While the picketers eventually allowed them to get through after police arrived, Langton reports the workers, taking six-hour shifts around the clock, say this strike is about more than just a new auto contract – it’s about the middle class.
“We all have to stick together. As a middle class, we have to stick together. That’s the bigger picture. We’re fighting for what the middle class deserves,” Karina Russell of Romulus told Langton outside the plant early Monday morning.
James Bush of Detroit, who has worked for Ford for three decades, says he likes the approach UAW President Shawn Fain is taking in this unprecedented strike.
“I think he has some transparency and I think he’s honest and I think he’s trying to work for the benefit of the whole union. Not just Ford, but (Stellantis) and GM. The whole union – all of us, the brotherhood,” he said.
Over the weekend Fain spoke on several national TV shows, saying “progress is slow” as negotiations continue, but said “I don’t really want to say we’re closer.” Fain hinted that more plants could be told to strike as part of the UAW’s new “Stand Up Strike” approach.
“If we don’t get better offers and we don’t get down to taking care of the members’ needs, then we’re gonna amp this thing up even more,” Fain said.
It was not exactly clear when or where that may happen.
Fain seems to be holding firm on the union’s push for 40% wage increases over a four-year contract, but WWJ AutoBeat Reporter Jeff Gilbert says some people are wondering if that plan is actually realistic.

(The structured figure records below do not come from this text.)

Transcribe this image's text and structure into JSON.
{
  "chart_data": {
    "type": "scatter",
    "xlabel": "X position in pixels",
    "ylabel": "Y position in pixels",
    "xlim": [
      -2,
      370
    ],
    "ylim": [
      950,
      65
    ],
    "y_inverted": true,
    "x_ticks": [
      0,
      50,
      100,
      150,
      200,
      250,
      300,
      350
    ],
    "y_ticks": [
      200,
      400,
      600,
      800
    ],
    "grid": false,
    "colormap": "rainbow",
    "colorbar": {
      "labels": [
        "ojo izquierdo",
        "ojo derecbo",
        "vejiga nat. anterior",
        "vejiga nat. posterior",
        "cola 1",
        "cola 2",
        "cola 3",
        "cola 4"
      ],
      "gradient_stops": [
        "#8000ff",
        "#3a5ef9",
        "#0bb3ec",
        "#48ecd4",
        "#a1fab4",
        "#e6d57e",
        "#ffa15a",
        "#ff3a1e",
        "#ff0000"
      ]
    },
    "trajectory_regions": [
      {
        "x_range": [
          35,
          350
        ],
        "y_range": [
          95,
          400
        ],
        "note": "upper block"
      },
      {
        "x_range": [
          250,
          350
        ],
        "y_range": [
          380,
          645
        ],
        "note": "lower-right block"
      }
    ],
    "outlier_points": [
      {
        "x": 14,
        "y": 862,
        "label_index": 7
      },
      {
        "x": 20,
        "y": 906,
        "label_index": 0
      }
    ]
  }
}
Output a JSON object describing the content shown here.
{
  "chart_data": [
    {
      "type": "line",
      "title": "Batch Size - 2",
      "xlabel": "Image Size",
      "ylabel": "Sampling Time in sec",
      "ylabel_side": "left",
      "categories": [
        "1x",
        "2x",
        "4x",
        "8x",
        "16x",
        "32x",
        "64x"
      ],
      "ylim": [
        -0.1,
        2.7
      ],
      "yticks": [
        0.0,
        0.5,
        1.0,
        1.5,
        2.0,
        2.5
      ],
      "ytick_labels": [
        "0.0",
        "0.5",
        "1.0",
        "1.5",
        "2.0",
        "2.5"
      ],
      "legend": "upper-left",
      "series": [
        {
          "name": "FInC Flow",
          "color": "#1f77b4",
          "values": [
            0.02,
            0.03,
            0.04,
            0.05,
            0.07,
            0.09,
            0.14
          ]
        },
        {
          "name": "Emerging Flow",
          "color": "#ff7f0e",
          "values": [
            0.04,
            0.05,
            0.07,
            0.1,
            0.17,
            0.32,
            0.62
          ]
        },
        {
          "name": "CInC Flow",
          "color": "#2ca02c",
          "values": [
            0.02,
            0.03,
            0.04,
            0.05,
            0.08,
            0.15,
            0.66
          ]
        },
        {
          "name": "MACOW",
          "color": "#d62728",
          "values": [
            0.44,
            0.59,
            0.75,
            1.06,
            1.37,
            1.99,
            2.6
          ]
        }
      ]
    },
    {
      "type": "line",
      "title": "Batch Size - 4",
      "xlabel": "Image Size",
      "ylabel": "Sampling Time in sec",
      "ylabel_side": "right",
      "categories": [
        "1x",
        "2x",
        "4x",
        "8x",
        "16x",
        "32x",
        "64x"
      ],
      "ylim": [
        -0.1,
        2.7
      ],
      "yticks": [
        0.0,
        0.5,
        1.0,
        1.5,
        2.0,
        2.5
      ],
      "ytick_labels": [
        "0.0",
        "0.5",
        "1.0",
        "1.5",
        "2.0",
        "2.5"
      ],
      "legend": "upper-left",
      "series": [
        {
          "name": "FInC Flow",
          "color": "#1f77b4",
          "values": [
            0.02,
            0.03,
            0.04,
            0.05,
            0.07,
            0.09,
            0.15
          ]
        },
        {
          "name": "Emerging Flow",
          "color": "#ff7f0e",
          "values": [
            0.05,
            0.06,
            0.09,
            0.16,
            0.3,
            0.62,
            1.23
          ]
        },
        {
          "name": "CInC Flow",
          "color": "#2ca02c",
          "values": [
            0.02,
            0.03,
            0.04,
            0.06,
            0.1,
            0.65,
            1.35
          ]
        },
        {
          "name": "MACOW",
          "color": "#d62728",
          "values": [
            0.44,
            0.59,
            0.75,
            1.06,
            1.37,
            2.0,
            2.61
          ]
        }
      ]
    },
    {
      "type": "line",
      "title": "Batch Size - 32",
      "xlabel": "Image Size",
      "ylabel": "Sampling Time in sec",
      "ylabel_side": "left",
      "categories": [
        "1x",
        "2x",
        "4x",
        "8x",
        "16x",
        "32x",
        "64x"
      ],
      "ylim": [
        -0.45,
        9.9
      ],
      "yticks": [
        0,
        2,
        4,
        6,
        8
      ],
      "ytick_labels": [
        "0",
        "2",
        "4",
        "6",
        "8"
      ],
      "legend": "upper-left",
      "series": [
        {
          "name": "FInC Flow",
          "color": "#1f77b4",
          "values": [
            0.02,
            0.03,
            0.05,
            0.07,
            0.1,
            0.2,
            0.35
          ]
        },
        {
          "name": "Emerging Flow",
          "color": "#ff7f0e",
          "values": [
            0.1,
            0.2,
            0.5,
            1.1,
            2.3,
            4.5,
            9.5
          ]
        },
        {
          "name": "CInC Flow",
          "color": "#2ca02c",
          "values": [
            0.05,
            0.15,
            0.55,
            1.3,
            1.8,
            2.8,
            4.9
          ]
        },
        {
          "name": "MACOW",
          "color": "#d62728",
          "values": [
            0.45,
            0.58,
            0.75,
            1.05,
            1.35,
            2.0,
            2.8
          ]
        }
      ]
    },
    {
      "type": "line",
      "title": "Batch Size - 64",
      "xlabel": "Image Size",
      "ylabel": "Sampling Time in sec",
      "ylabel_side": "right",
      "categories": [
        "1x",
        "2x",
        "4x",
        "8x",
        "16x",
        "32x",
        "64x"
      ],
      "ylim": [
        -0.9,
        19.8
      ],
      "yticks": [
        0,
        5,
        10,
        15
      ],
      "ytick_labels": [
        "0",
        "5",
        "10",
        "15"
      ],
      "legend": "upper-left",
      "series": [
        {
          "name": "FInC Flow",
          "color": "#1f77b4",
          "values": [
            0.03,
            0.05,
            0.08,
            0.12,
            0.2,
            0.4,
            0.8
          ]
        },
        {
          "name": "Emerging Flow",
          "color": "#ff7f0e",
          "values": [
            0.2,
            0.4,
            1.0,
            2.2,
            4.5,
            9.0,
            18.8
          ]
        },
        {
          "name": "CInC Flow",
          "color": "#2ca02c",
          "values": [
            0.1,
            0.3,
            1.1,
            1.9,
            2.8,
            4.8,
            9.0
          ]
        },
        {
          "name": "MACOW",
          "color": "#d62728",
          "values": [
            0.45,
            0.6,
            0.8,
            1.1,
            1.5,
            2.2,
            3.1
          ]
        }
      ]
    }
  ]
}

“If you ask the car companies, they’re saying no. In fact, some of them have raised the spectre of bankruptcy if they were to give the UAW all it was asking for,” Gilbert said on WWJ Monday. “It depends on who you talk to. The carmakers say, yeah, we’re willing to give you big raises; 20% seems good.”
But the union and automakers “are far apart” in a lot of areas as they don’t seem willing to give back pensions or “bake cost of living” into the new contract, according to Gilbert. The automakers would prefer to give out bonuses instead of that, he said.